Native American Professor Discriminated Against White Student

A lecturer at San Diego State University was found to have discriminated and retaliated against a student because she was white, a six-month investigation by the California Department of Justice discovered.

The investigation concluded that lecturer Oscar “Ozzie” Monge, who is Native American, had an argument with then-student Crystal Sudano, who is white, after she challenged his thesis on the school’s Aztec mascot, the school newspaper The Daily Aztec reported.

“The first of which — that Monge discriminated against Sudano on the basis of a disability — was found to not be supported by the evidence. However, the final three — discrimination based on race, racial harassment and retaliation — were,” according to the Aztec.

But the harassment over her critique of his thesis was not the first time the two butted heads:

In 2011, Sudano organized protest rallies and participated in the “Occupy” movement, the report said. Monge introduced himself to Sudano in a Facebook post, and the two sporadically communicated over a period of a few years.

They ran into each other again outside of a professor’s office in spring 2016. During this encounter, Sudano said Monge referred to her T-shirt — which bore a stylized SDSU logo with a spear through it — as “racist.”

She signed up for his class the following semester as a late add, with her first day of class on Feb. 7, 2017.

Immediately before Sudano enrolled in the class, she and Monge had a Facebook interaction in which Monge said his effort to remove the Aztec mascot from SDSU was being hampered by a lack of support from Native American students.

Monge sent Sudano at least 15 harassing Facebook messages after she challenged his thesis.

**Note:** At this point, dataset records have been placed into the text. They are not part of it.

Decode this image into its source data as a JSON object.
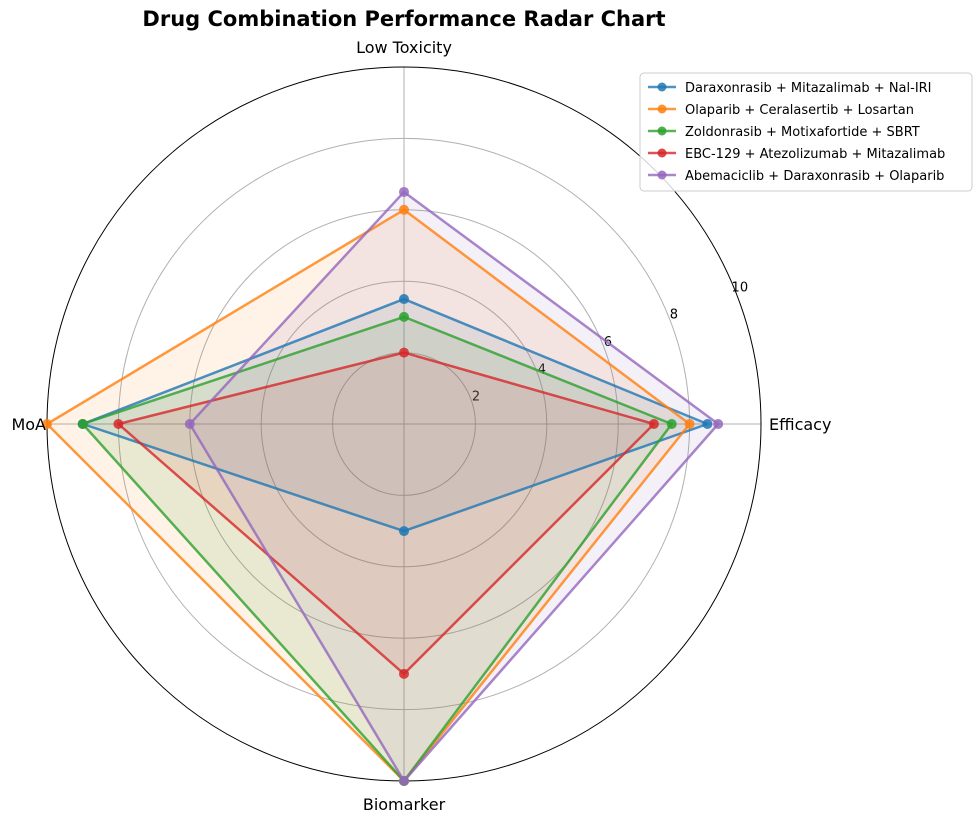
{
  "chart_data": {
    "type": "radar",
    "title": "Drug Combination Performance Radar Chart",
    "axes": [
      "Efficacy",
      "Low Toxicity",
      "MoA",
      "Biomarker"
    ],
    "rlim": [
      0,
      10
    ],
    "r_ticks": [
      "2",
      "4",
      "6",
      "8",
      "10"
    ],
    "grid": true,
    "legend_position": "top-right",
    "series": [
      {
        "name": "Daraxonrasib + Mitazalimab + Nal-IRI",
        "color": "#1f77b4",
        "values": [
          8.5,
          3.5,
          9.0,
          3.0
        ]
      },
      {
        "name": "Olaparib + Ceralasertib + Losartan",
        "color": "#ff7f0e",
        "values": [
          8.0,
          6.0,
          10.0,
          10.0
        ]
      },
      {
        "name": "Zoldonrasib + Motixafortide + SBRT",
        "color": "#2ca02c",
        "values": [
          7.5,
          3.0,
          9.0,
          10.0
        ]
      },
      {
        "name": "EBC-129 + Atezolizumab + Mitazalimab",
        "color": "#d62728",
        "values": [
          7.0,
          2.0,
          8.0,
          7.0
        ]
      },
      {
        "name": "Abemaciclib + Daraxonrasib + Olaparib",
        "color": "#9467bd",
        "values": [
          8.8,
          6.5,
          6.0,
          10.0
        ]
      }
    ]
  }
}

In one he said “all you need is 1 Native (American) student to say they love Aztecs and out it goes. I can provide 1000 white students who agree, but they’ll focus on the 1 ignorant native who doesn’t.”

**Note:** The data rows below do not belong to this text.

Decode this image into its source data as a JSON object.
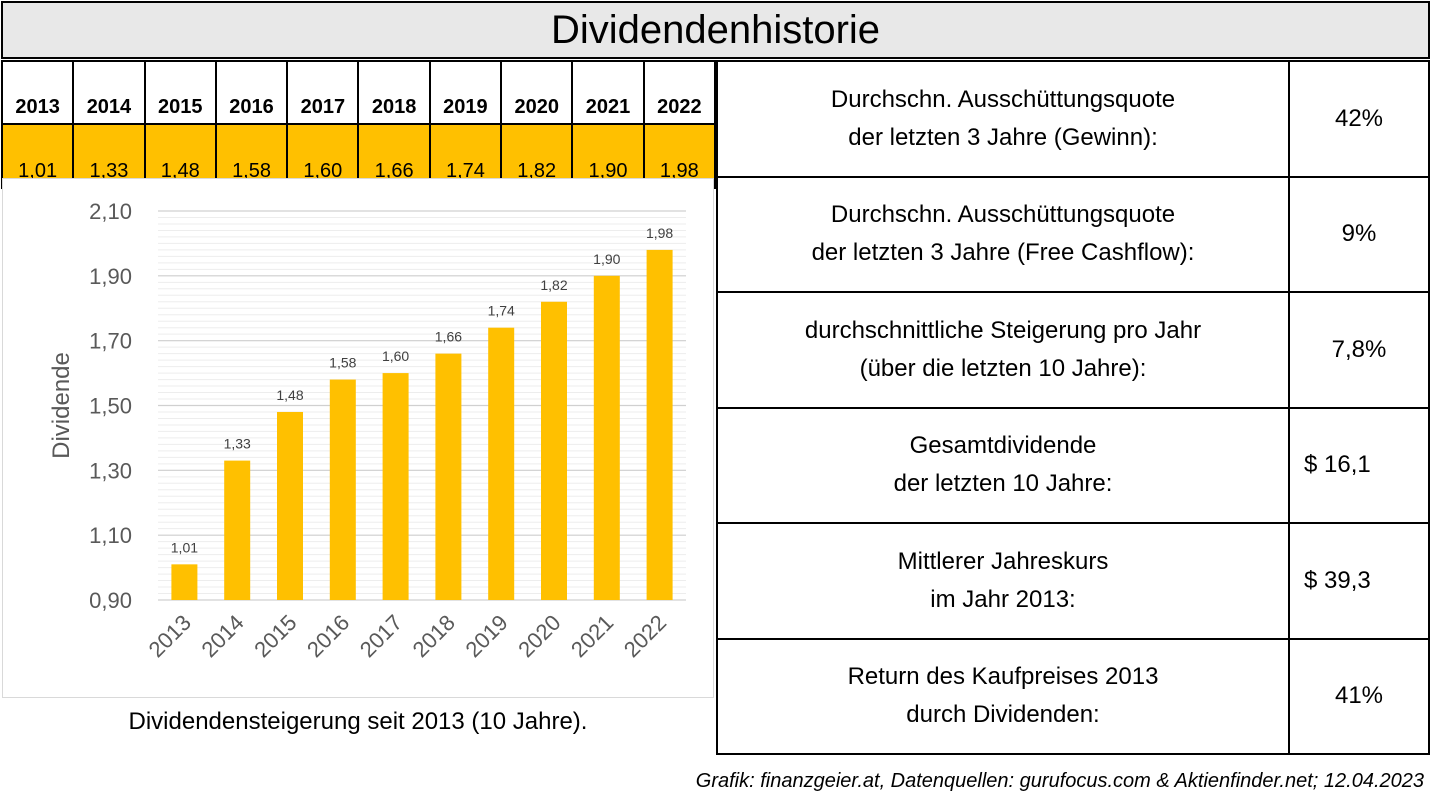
{
  "header": {
    "title": "Dividendenhistorie"
  },
  "year_table": {
    "years": [
      "2013",
      "2014",
      "2015",
      "2016",
      "2017",
      "2018",
      "2019",
      "2020",
      "2021",
      "2022"
    ],
    "values": [
      "1,01",
      "1,33",
      "1,48",
      "1,58",
      "1,60",
      "1,66",
      "1,74",
      "1,82",
      "1,90",
      "1,98"
    ]
  },
  "metrics": [
    {
      "label_lines": [
        "Durchschn. Ausschüttungsquote",
        "der letzten 3 Jahre (Gewinn):"
      ],
      "value": "42%"
    },
    {
      "label_lines": [
        "Durchschn. Ausschüttungsquote",
        "der letzten 3 Jahre (Free Cashflow):"
      ],
      "value": "9%"
    },
    {
      "label_lines": [
        "durchschnittliche Steigerung pro Jahr",
        "(über die letzten 10 Jahre):"
      ],
      "value": "7,8%"
    },
    {
      "label_lines": [
        "Gesamtdividende",
        "der letzten 10 Jahre:"
      ],
      "value": "$ 16,1"
    },
    {
      "label_lines": [
        "Mittlerer Jahreskurs",
        "im Jahr 2013:"
      ],
      "value": "$ 39,3"
    },
    {
      "label_lines": [
        "Return des Kaufpreises 2013",
        "durch Dividenden:"
      ],
      "value": "41%"
    }
  ],
  "caption": "Dividendensteigerung seit 2013 (10 Jahre).",
  "source_note": "Grafik: finanzgeier.at, Datenquellen: gurufocus.com & Aktienfinder.net; 12.04.2023",
  "colors": {
    "accent": "#ffc000",
    "header_bg": "#e8e8e8",
    "grid": "#d9d9d9"
  },
  "chart_data": {
    "type": "bar",
    "categories": [
      "2013",
      "2014",
      "2015",
      "2016",
      "2017",
      "2018",
      "2019",
      "2020",
      "2021",
      "2022"
    ],
    "values": [
      1.01,
      1.33,
      1.48,
      1.58,
      1.6,
      1.66,
      1.74,
      1.82,
      1.9,
      1.98
    ],
    "data_labels": [
      "1,01",
      "1,33",
      "1,48",
      "1,58",
      "1,60",
      "1,66",
      "1,74",
      "1,82",
      "1,90",
      "1,98"
    ],
    "ylabel": "Dividende",
    "ylim": [
      0.9,
      2.1
    ],
    "yticks": [
      0.9,
      1.1,
      1.3,
      1.5,
      1.7,
      1.9,
      2.1
    ],
    "ytick_labels": [
      "0,90",
      "1,10",
      "1,30",
      "1,50",
      "1,70",
      "1,90",
      "2,10"
    ],
    "grid": true,
    "color": "#ffc000"
  }
}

In another, he explained that the Native American Student Alliance did not back his thesis because “a couple of white students who are members, who apparently have great grandmothers tgat (sic) are Cherokee Princesses (sic).”

Monge also criticized the school’s Associated Students because of its whiteness.

“The AS is something else that confuses me … the way it’s structured, the way it runs And (sic) how damned white it is,” he said.

Sudan argued, saying that “The idea is that EVERYONE no matter ho (sic) low on the totem pole you are, shared governance is what gives the lowest man the right to share his opinion and for that opinion to be heard.”

Monge told her not to use the term “totem pole” and went on to refer to other students as “Uncle Toms” and “Frat Bros and Sorority Sisters … who do not easily empathize with non-whiteness.”

Monge blocked her Facebook after the two continued to argue, but first he threatened to change her grade as revenge.

“Monge retaliated against Sudano … after she complained to [him] about his discriminatory and harassing conduct, and appeared to undermine Monge’s thesis in the mascot resolution debate. Monge told Sudano that her grade would be lowered, ultimately causing her to seek a constructive withdrawal from [his] class,” the investigation discovered, according to the Aztec.

“The messages Monge sent to Sudano demonstrate that Monge has an animus against white people” and “Monge uses ‘white’ whenever he wishes to explain someone who has done something wrong, or bad.”

In his letter to investigators, Monge made no secret about his anger against white people.

“It is quite easy to argue that ‘whiteness’ is synonymous with evil,” he wrote.

The university issued a statement on the matter, but did not get into specifics due to privacy concerns.

“San Diego State University is committed to creating a learning environment where everyone is treated with respect and dignity. The university prohibits discriminatory behavior and harassment of any kind on campus, and takes allegations of misconduct by any member of the campus community very seriously,” it said. “The university responds to all reports of alleged violations by members of the campus community, and takes appropriate action to prevent, investigate, correct or discipline such conduct. San Diego State University does not discuss pending matters due to privacy rights of all parties involved and to protect the integrity of the review process.”